Mas o que difere Aqui das obras anteriores é que pela primeira vez o diretor está menos interessado na história em si e mais focado em como ela está sendo contada para o espectador. Em vez de buscar soluções dentro da própria narrativa – como os flashbacks em Forrest Gump e as viagens temporais em De Volta Para o Futuro –, as decisões de ordem estética se tornam tão – ou mais – importantes quanto os temas tratados, assumindo deliberadamente um tom experimental. Assim, o Tempo é encarado não apenas como um elemento marcante da história, mas uma presença quase palpável, moldada pela maneira como é encenado, influenciando e se entrelaçando às dinâmicas da narrativa. Ou seja, Robert Zemeckis busca, através do estilo e da imersão em nível sensorial, ampliar o impacto que a passagem do tempo tem sobre o espectador.

Das decisões de ordem estética que contribuem com esse feito, a filmagem concentrada em um único espaço e sob a mesma perspectiva sem dúvidas é a que se sobressai. Ao fixar a câmera em um único ângulo, a relação entre tempo e espaço é moldada quase exclusivamente pela mudança temporal – uma vez que o espaço não muda. A passagem do tempo é responsável por transformar as dinâmicas sociais e as relações subjetivas que se desenrolam dentro daquele único ambiente, transformando um mesmo espaço em outro lugar – como o lar de uma família que foi construído sobre um cemitério indígena. Vemos a casa ser construída e acompanhamos a rotina das pessoas que a habitaram ao longo de algumas décadas.

Outro elemento marcante é o uso do extracampo, que no seio do digital assume uma nova interpretação, transcendente à área fora do campo tradicional – dado pelo espaço capturado pela câmera. A janela da casa isola o ambiente interno do mundo exterior, que, exceto por um fragmento, sempre permanece virtual e nunca é incorporado ao campo. Esse extracampo evoca mudanças sociais ocorridas nos Estados Unidos, incitando o espectador a refletir sobre essas transformações, ao mesmo tempo em que amplifica as mudanças que ocorrem fora dos limites visíveis da tela. Embora permaneça virtual, essa dimensão do fora de campo constantemente ressignifica a ação cênica e os seus elementos.

Além disso, o extracampo – visual e sonoro – é explorado também em um sentido mais tradicional.

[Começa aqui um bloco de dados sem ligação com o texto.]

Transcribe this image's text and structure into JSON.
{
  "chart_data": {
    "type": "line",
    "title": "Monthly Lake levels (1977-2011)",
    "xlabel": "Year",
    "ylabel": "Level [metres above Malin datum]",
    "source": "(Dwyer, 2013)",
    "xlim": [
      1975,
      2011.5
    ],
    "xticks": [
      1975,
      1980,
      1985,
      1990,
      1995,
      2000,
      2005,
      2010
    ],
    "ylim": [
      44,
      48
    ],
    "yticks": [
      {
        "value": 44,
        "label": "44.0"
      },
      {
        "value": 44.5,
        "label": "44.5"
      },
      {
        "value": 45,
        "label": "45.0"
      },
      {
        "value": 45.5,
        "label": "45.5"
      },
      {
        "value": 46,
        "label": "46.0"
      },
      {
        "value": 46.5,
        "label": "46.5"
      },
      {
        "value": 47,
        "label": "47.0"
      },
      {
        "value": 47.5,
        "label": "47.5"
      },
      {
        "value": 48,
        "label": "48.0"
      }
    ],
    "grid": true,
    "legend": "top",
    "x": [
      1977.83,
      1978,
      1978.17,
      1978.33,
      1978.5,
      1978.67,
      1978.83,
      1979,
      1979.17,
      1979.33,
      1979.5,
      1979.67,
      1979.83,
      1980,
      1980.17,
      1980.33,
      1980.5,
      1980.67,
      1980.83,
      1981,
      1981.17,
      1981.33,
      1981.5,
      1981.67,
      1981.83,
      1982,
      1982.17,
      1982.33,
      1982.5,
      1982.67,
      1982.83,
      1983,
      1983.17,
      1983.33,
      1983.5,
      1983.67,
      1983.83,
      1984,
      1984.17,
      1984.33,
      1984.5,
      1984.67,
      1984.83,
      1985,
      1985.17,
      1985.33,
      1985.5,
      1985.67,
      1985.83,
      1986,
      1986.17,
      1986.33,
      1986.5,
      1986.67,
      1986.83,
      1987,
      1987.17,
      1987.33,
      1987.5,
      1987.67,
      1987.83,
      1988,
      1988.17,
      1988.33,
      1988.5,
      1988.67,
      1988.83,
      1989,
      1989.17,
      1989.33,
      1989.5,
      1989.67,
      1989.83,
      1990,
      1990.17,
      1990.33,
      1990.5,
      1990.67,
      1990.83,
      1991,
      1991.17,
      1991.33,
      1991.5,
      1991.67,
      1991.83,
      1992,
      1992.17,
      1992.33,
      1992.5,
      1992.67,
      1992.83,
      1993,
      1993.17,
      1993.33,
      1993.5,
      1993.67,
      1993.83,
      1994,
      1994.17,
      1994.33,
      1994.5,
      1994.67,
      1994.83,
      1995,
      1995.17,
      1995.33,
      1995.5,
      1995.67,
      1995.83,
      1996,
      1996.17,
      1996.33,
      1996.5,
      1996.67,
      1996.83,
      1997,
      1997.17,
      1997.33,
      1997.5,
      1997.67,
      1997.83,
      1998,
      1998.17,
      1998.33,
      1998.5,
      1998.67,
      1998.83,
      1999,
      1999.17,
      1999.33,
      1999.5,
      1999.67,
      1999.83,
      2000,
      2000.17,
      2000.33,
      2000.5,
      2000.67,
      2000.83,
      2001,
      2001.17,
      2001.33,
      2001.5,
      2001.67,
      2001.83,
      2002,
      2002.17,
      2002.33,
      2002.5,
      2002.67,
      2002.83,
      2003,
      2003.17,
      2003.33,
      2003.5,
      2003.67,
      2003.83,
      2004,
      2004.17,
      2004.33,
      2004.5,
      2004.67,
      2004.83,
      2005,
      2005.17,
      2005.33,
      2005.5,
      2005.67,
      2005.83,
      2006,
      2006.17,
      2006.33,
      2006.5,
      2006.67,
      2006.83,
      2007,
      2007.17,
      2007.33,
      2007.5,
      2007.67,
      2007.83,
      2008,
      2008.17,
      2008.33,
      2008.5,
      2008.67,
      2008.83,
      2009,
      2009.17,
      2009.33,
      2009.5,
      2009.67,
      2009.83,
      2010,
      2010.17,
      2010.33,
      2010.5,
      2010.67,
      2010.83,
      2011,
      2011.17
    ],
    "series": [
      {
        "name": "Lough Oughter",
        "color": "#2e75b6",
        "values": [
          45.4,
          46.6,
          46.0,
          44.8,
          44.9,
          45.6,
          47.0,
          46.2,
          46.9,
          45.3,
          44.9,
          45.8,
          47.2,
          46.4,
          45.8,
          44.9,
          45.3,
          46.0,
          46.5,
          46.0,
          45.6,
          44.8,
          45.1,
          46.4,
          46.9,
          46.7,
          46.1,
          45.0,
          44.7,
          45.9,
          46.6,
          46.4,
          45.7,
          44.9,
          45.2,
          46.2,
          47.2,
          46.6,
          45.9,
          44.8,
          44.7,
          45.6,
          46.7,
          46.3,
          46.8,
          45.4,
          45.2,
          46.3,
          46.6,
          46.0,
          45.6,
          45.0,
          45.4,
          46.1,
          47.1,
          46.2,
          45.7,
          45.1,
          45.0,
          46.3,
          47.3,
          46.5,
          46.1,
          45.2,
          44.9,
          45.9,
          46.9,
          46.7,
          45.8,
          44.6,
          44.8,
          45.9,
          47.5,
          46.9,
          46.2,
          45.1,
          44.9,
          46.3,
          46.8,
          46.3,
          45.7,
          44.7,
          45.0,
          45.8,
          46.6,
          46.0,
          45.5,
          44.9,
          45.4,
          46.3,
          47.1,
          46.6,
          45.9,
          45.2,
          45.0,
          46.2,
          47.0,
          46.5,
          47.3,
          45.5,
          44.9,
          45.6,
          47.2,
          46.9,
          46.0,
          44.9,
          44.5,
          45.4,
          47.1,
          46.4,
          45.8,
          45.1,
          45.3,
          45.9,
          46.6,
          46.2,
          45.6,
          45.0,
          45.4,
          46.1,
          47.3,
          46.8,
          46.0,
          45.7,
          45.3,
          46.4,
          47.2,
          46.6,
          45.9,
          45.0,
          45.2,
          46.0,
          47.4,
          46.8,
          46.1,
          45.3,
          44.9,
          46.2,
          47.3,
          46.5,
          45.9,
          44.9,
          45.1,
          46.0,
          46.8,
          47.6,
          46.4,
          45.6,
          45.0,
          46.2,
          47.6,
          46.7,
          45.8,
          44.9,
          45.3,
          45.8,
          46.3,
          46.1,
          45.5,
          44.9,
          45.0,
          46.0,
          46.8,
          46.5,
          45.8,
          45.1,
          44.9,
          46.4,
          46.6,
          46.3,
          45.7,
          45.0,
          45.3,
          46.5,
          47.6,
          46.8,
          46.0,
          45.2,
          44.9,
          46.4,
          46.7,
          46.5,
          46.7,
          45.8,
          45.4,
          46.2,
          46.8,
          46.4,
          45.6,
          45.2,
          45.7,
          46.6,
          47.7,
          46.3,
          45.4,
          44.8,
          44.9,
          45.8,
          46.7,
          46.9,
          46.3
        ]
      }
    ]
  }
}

Dentro da casa, há uma parede invisível que divide a sala dos demais cômodos, atuando como limite intransponível para o público. O extracampo visual, frequentemente imaginado pelo espectador, é incorporado ao campo a partir do enquadramento de objetos que refletem – como um espelho – a presença de outros espaços e sugerem a continuidade da casa para o além do visível, produzindo imagens – em sobreposição – desse extracampo. Isto é, são criadas soluções para o enquadramento desses elementos, sem que a câmera precise se mover.  Amplia, assim, a percepção do ambiente e da dinâmica das relações que nela acontecem.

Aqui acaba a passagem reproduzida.